Pytorch实现Fashion-mnist分类任务全过程

数据概况

Fashion-mnist

经典的MNIST数据集包含了大量的手写数字。十几年来，来自机器学习、机器视觉、人工智能、深度学习领域的研究员们把这个数据集作为衡量算法的基准之一。

你会在很多的会议，期刊的论文中发现这个数据集的身影。实际上，MNIST数据集已经成为算法作者的必测的数据集之一。

类别标注

在Fashion-mnist数据集中，每个训练样本都按照以下类别进行了标注：

数据处理

对输入进行归一化

归一化时需要统一进行 x = (x - mean) / std

train_trans = transforms.Compose([
       transforms.RandomCrop(28, padding=2),#数据增强
       transforms.RandomHorizontalFlip(),
       transforms.ToTensor(),
       normalize
   ])
test_trans = transforms.Compose([
       transforms.ToTensor(),
       normalize
   ])
mnist_train = torchvision.datasets.FashionMNIST(root='../data',train=True,download=True,transform=train_trans)
mnist_test = torchvision.datasets.FashionMNIST(root='../data',train=False,download=True,transform=test_trans)
train_iter = torch.utils.data.DataLoader(mnist_train, batch_size=batch_size, shuffle=True)
test_iter = torch.utils.data.DataLoader(mnist_test, batch_size=batch_size, shuffle=False)
# 求整个数据集的均值
temp_sum = 0
cnt = 0
for X, y in train_iter:
   if y.shape[0] != batch_size:
       break   # 最后一个batch不足batch_size,这里就忽略了
   channel_mean = torch.mean(X, dim=(0,2,3))  # 按channel求均值(不过这里只有1个channel)
   cnt += 1   # cnt记录的是batch的个数，不是图像
   temp_sum += channel_mean[0].item()
dataset_global_mean = temp_sum / cnt
print('整个数据集的像素均值:{}'.format(dataset_global_mean))
# 求整个数据集的标准差
cnt = 0
temp_sum = 0
for X, y in train_iter:
   if y.shape[0] != batch_size:
       break   # 最后一个batch不足batch_size,这里就忽略了
   residual = (X - dataset_global_mean) ** 2
   channel_var_mean = torch.mean(residual, dim=(0,2,3))
   cnt += 1   # cnt记录的是batch的个数，不是图像
   temp_sum += math.sqrt(channel_var_mean[0].item())
dataset_global_std = temp_sum / cnt
print('整个数据集的像素标准差:{}'.format(dataset_global_std))

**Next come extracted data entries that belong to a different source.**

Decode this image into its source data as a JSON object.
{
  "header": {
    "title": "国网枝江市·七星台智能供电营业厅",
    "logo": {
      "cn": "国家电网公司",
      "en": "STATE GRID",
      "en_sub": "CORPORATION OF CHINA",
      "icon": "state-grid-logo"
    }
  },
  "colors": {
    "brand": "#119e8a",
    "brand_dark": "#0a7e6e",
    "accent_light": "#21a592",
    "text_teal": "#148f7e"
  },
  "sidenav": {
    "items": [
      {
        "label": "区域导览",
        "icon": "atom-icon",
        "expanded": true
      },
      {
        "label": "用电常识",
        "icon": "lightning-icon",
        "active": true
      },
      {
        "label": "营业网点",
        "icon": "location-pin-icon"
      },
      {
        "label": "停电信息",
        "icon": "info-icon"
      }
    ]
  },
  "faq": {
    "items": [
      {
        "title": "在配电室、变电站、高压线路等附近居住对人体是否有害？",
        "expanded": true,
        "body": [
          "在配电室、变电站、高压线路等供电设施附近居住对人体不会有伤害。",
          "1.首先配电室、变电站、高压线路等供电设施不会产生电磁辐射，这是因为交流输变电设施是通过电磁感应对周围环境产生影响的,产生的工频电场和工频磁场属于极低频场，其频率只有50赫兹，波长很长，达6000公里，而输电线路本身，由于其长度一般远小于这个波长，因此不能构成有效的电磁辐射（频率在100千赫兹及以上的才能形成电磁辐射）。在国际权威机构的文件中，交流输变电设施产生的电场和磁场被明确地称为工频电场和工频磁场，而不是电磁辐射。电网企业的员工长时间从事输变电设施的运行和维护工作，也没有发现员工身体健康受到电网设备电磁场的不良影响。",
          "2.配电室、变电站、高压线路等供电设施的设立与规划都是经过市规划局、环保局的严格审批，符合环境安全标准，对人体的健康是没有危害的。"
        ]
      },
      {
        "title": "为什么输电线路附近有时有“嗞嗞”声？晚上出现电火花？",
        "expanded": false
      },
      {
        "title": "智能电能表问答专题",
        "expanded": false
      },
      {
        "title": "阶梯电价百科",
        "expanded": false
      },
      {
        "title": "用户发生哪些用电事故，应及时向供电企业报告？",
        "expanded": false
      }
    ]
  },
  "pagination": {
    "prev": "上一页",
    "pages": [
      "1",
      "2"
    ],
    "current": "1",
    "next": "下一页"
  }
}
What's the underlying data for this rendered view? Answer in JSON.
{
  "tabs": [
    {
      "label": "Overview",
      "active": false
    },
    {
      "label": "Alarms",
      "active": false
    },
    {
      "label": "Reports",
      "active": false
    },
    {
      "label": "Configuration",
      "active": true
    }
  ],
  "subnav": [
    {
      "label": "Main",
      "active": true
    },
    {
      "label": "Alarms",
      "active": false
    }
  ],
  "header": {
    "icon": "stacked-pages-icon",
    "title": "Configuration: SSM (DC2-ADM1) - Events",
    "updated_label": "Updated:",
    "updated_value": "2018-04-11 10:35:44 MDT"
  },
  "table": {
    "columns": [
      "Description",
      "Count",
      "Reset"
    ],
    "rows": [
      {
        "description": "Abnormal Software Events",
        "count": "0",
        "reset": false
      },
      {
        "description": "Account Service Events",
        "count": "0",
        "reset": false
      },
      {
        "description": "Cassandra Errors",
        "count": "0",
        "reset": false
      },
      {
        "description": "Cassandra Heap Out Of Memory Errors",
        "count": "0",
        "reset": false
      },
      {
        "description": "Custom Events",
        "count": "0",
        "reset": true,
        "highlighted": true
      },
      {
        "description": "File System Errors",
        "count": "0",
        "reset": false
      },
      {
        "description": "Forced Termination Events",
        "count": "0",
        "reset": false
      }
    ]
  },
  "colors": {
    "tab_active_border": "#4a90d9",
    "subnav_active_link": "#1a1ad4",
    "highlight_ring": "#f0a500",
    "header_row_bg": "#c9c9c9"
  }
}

整个数据集的像素均值:0.2860366729433025

整个数据集的像素标准差:0.35288708155778725

数据增强

加入随机裁剪和翻转

============================ step 1/6 数据 ============================
batch_size = 64
normalize = transforms.Normalize(mean=[0.286], std=[0.352])#对像素值归一化
train_trans = transforms.Compose([
       transforms.RandomCrop(28, padding=2),
       transforms.RandomHorizontalFlip(),
       transforms.ToTensor(),
       normalize
   ])
test_trans = transforms.Compose([
       transforms.ToTensor(),
       normalize
   ])
mnist_train = torchvision.datasets.FashionMNIST(root='../data',train=True,download=True,transform=train_trans)
mnist_test = torchvision.datasets.FashionMNIST(root='../data',train=False,download=True,transform=test_trans)
train_iter = torch.utils.data.DataLoader(mnist_train, batch_size=batch_size, shuffle=True)
test_iter = torch.utils.data.DataLoader(mnist_test, batch_size=batch_size, shuffle=False)

定义Resnet网络

class GlobalAvgPool2d(nn.Module):
   """
   全局平均池化层
   可通过将普通的平均池化的窗口形状设置成输入的高和宽实现
   """

def __init__(self):
       super(GlobalAvgPool2d, self).__init__()

def forward(self, x):
       return F.avg_pool2d(x, kernel_size=x.size()[2:])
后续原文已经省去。